Polyzos Aristides, Tsavaris Nikolas, Kosmas Christos, Polyzos Kostas, Giannopoulos Athanasios, Felekouras Evangelos, Nikiteas Nikolas, Kouraklis Gregory, Griniatsos John, Safioleas Michael, Stamatakos Michael, Pikoulis Emmanuel, Papachristodoulou Antonios, Gogas Helen
Medical Oncology Unit, Laikon General Hospital, Athens University School of Medicine, Athens, Greece.
Anticancer Res. 2006 Sep-Oct;26(5B):3749-53.
The role of docetaxel in combination with cisplatin in the management of gastric cancer resistant to first-line chemotherapy has not yet been defined. This multicenter prospective phase II study evaluated the activity and toxicity of the docetaxel-cisplatin combination in gastric cancer patients, whose tumors were primarily resistant to first-line chemotherapy or had tumor recurrence after chemotherapy. Treatment consisted of docetaxel 70 mg/m2 i.v. followed by cisplatin 70 mg/m2 both administered on day one, every three weeks. Thirty-two patients were enrolled in the study. The median age was 60 years and the median performance status (ECOG) was 1. Six (19%) patients had tumor progression during adjuvant chemotherapy, 19 (59%) had tumor recurrence after primary chemotherapy and 7 (22%) had tumor progressing while on first-line chemotherapy. Twenty (62%) patients had received non-platinum agents as first-line chemotherapy, while the rest had received the so-called "new generation" regimen that contained cisplatin. Among 32 patients evaluable for response, there were 5 (16%) (CI 95%-8%-35%) partial responses, all in patients that had received non-platinum agents as first-line chemotherapy. Stable disease was recorded in 8 (25%) and progressive disease in 19 (59%) patients. The median response duration was 4 (range 3-6) months, the median time to progression was 5 (range 3-6) months, the median survival after second-line chemotherapy was 6 (range 2-24) months and the median survival after first-line chemotherapy was 12 (range 4-36) months. Myelotoxicity was the main toxicity with grade 3-4 neutropenia occurring in 19 (59%) of the patients and febrile neutropenia in 4 (12%) patients. G-CSF support was given to 25 (78%) patients. Grade 3-4 thrombocytopenia was recorded in 4 (12%) patients. In conclusion, the combination of docetaxel plus cisplatin appears to be a moderately effective regimen with acceptable toxicity when G-CSF support is provided. According to our results, it seems that patients, whose tumors were not exposed to cisplatin during first-line chemotherapy, were more likely to respond to this regimen.

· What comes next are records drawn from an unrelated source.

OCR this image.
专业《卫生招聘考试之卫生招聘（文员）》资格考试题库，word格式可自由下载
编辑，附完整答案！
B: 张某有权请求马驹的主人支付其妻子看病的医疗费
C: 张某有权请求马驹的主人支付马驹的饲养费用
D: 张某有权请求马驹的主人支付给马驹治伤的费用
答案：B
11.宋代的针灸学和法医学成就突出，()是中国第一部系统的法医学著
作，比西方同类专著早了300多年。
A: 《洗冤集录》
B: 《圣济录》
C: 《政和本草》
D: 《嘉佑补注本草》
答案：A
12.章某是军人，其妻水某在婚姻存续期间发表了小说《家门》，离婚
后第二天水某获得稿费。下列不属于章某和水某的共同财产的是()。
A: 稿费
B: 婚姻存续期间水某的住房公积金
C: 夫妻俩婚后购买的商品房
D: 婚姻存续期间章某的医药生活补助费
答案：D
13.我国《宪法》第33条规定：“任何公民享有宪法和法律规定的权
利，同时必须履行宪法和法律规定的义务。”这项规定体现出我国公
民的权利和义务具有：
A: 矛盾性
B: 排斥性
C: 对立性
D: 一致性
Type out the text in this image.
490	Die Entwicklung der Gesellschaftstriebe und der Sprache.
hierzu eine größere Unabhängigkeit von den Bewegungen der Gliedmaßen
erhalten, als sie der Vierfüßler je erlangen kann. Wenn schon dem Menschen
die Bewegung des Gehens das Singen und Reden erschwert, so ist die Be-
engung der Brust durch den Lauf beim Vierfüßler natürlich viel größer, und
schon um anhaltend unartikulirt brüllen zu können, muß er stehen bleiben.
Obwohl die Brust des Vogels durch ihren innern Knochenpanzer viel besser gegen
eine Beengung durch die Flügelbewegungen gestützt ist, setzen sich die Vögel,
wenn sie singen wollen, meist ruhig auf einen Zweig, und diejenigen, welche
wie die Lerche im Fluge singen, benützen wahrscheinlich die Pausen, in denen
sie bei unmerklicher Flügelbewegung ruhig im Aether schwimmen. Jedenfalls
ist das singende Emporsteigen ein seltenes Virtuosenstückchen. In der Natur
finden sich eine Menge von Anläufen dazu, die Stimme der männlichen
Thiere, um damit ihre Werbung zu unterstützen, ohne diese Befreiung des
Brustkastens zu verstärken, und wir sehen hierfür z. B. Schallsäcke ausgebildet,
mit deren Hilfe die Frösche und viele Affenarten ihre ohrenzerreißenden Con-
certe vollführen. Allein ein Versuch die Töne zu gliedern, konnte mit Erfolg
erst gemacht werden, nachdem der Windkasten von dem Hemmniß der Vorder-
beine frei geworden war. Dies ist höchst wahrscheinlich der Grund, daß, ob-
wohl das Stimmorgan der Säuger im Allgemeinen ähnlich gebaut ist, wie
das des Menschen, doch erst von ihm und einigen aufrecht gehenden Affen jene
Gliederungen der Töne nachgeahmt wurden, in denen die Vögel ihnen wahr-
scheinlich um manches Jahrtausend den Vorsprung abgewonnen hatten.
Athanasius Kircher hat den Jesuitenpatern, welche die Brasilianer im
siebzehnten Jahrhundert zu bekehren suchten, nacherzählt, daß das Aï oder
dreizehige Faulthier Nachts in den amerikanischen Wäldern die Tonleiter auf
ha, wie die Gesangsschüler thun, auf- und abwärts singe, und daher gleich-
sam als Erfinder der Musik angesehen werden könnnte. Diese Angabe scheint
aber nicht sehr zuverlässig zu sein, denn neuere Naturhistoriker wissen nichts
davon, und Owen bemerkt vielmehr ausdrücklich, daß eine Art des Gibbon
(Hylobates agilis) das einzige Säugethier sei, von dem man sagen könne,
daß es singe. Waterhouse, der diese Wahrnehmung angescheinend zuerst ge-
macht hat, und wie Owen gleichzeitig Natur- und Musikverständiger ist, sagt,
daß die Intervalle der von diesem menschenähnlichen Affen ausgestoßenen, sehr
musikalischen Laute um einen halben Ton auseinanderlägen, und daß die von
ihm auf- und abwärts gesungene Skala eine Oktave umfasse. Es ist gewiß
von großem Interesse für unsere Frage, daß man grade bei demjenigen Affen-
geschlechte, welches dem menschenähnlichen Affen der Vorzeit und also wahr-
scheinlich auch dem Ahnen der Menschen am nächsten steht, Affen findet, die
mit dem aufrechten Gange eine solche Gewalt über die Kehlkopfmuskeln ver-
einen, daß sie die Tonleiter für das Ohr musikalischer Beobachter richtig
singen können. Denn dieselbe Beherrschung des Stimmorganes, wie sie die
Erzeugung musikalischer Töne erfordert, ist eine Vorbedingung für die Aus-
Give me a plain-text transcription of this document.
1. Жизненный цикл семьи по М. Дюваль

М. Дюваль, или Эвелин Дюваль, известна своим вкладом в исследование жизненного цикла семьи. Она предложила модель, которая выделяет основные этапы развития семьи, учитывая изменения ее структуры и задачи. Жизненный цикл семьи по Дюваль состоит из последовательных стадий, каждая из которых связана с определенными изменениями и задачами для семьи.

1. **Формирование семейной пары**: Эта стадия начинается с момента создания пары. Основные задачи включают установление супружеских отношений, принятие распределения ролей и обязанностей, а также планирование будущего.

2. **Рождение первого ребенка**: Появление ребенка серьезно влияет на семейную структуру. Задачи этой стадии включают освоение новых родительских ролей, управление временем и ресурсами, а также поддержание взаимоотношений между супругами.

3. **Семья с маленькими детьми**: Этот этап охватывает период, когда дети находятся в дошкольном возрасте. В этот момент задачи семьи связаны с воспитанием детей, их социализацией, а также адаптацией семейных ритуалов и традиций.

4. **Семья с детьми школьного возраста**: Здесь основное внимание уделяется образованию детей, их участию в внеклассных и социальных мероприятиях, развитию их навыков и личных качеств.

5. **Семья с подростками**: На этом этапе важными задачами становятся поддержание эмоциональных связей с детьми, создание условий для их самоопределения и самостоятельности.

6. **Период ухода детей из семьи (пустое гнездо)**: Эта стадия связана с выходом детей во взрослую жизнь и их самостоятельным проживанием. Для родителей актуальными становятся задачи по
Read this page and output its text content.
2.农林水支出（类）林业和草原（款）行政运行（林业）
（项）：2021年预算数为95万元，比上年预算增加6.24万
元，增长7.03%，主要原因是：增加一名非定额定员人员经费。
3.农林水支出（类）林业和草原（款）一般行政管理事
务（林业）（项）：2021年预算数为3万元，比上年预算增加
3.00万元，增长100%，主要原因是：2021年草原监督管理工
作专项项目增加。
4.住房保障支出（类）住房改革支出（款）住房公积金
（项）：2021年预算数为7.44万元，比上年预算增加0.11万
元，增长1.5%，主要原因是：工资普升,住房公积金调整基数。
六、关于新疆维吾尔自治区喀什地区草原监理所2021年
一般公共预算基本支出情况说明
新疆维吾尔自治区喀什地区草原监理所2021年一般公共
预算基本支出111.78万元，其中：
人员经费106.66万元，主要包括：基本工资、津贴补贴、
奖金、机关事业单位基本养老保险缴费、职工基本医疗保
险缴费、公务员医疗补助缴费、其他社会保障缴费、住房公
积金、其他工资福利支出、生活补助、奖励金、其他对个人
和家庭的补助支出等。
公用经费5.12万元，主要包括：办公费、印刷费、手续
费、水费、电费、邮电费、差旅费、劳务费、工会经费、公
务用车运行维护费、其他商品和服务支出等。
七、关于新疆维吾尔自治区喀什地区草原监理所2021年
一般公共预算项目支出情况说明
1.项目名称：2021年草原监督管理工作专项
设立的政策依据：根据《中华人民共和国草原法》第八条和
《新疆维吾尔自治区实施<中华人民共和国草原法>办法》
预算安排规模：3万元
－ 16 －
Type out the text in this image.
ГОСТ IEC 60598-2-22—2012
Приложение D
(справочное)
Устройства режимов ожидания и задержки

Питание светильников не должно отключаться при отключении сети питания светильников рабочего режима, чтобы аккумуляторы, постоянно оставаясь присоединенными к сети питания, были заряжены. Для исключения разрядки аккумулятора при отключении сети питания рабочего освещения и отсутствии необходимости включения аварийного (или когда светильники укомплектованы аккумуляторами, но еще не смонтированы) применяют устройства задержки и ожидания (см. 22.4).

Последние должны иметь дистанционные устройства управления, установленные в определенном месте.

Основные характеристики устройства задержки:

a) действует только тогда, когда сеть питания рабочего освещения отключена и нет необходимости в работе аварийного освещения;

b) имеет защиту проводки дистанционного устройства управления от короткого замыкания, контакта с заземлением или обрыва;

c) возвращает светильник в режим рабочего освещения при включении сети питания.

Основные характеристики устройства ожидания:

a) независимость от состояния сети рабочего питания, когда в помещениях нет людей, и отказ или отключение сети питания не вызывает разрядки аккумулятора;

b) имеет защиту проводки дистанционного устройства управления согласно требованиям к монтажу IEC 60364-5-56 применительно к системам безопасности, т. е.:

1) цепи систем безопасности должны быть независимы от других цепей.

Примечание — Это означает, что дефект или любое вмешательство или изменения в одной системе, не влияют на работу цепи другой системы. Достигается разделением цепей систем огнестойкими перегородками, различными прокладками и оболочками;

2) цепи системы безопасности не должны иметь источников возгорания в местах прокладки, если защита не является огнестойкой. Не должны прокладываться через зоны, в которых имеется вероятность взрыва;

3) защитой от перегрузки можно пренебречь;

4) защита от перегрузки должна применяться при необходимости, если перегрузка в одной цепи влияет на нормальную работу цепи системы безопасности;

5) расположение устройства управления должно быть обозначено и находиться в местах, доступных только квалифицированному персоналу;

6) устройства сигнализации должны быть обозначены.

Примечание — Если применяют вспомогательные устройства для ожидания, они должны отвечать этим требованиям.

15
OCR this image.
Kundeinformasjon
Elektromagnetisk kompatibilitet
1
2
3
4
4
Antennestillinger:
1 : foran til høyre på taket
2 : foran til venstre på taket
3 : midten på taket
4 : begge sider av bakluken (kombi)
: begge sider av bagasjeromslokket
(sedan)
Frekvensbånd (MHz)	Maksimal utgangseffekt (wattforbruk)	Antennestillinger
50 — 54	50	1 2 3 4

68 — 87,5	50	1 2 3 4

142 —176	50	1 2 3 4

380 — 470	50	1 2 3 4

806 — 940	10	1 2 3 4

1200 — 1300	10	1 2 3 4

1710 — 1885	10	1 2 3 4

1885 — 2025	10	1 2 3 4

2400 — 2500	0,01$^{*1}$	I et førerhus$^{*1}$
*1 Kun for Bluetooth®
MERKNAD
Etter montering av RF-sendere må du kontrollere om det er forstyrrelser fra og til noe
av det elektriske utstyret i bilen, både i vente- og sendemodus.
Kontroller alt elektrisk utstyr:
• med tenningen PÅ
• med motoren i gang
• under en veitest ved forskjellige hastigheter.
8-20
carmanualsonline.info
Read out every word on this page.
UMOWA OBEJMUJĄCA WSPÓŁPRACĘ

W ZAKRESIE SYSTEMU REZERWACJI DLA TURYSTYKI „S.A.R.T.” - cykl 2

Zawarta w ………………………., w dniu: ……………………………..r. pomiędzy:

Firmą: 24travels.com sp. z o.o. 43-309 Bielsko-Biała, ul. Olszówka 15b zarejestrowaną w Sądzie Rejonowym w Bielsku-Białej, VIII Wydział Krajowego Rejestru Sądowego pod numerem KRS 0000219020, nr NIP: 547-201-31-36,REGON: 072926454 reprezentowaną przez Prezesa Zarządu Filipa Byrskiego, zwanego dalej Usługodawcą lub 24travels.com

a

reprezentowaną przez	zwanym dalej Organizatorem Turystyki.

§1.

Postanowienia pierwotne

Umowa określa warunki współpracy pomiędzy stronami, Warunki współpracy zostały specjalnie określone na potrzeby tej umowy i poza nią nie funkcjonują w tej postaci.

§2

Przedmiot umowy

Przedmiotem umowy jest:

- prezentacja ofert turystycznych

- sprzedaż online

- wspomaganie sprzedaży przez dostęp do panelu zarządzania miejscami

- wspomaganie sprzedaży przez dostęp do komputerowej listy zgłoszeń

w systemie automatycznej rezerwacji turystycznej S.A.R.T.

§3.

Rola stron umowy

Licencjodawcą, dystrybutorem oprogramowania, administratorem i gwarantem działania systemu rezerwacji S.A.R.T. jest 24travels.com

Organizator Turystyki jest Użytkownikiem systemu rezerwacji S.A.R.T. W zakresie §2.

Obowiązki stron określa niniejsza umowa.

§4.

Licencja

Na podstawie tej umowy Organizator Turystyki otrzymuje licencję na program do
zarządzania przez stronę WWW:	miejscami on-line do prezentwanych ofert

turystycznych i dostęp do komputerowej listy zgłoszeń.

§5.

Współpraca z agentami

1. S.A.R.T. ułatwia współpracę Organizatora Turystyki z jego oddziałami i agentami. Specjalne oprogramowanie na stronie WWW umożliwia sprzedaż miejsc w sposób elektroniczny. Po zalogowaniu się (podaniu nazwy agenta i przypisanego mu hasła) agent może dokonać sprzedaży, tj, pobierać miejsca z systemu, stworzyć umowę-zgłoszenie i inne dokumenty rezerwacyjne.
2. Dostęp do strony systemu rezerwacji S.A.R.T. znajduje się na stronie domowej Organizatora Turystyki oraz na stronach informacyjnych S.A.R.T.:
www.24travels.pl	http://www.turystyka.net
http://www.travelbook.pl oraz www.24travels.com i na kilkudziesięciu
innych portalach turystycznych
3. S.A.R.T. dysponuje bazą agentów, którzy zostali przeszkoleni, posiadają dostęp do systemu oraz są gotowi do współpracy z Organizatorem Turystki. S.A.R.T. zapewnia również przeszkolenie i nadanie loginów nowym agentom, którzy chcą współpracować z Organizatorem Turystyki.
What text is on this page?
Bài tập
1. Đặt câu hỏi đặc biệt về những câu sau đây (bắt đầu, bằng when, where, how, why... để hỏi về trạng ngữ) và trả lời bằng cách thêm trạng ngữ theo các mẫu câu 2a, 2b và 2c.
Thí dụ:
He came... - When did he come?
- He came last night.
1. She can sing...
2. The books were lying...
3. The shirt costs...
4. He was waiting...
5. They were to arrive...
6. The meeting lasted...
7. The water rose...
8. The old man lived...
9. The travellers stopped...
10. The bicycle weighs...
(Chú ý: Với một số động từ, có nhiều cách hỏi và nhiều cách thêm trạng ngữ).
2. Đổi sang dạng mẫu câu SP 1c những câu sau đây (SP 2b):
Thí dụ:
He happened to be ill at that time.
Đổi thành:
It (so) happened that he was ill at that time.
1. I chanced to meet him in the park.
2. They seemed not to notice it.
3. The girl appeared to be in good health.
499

多西他赛联合顺铂用于一线化疗耐药的胃癌治疗的作用尚未明确。这项多中心前瞻性II期研究评估了多西他赛 - 顺铂联合方案在胃癌患者中的活性和毒性,这些患者的肿瘤主要对一线化疗耐药或化疗后出现肿瘤复发。治疗方案为多西他赛70mg/m²静脉滴注,随后顺铂70mg/m²,均在第1天给药,每3周重复一次。32例患者入组本研究。中位年龄为60岁,中位体能状态(ECOG)为1。6例(19%)患者在辅助化疗期间出现肿瘤进展,19例(59%)患者在一线化疗后出现肿瘤复发,7例(22%)患者在一线化疗时出现肿瘤进展。20例(62%)患者接受非铂类药物作为一线化疗,其余患者接受含顺铂的所谓“新一代”方案。在32例可评估疗效的患者中,有5例(16%)(95%CI:8%-35%)部分缓解,均为接受非铂类药物作为一线化疗的患者。8例(25%)患者病情稳定,19例(59%)患者病情进展。中位缓解持续时间为4(3 - 6)个月,中位疾病进展时间为5(3 - 6)个月,二线化疗后的中位生存期为6(2 - 24)个月,一线化疗后的中位生存期为12(4 - 36)个月。骨髓毒性是主要毒性,19例(59%)患者出现3 - 4级中性粒细胞减少,4例(12%)患者出现发热性中性粒细胞减少。25例(78%)患者接受了粒细胞集落刺激因子(G-CSF)支持治疗。4例(12%)患者出现3 - 4级血小板减少。总之,当给予G-CSF支持时,多西他赛加顺铂联合方案似乎是一种疗效中等且毒性可接受的方案。根据我们的结果,似乎在一线化疗期间未接触顺铂的患者对该方案更可能有反应。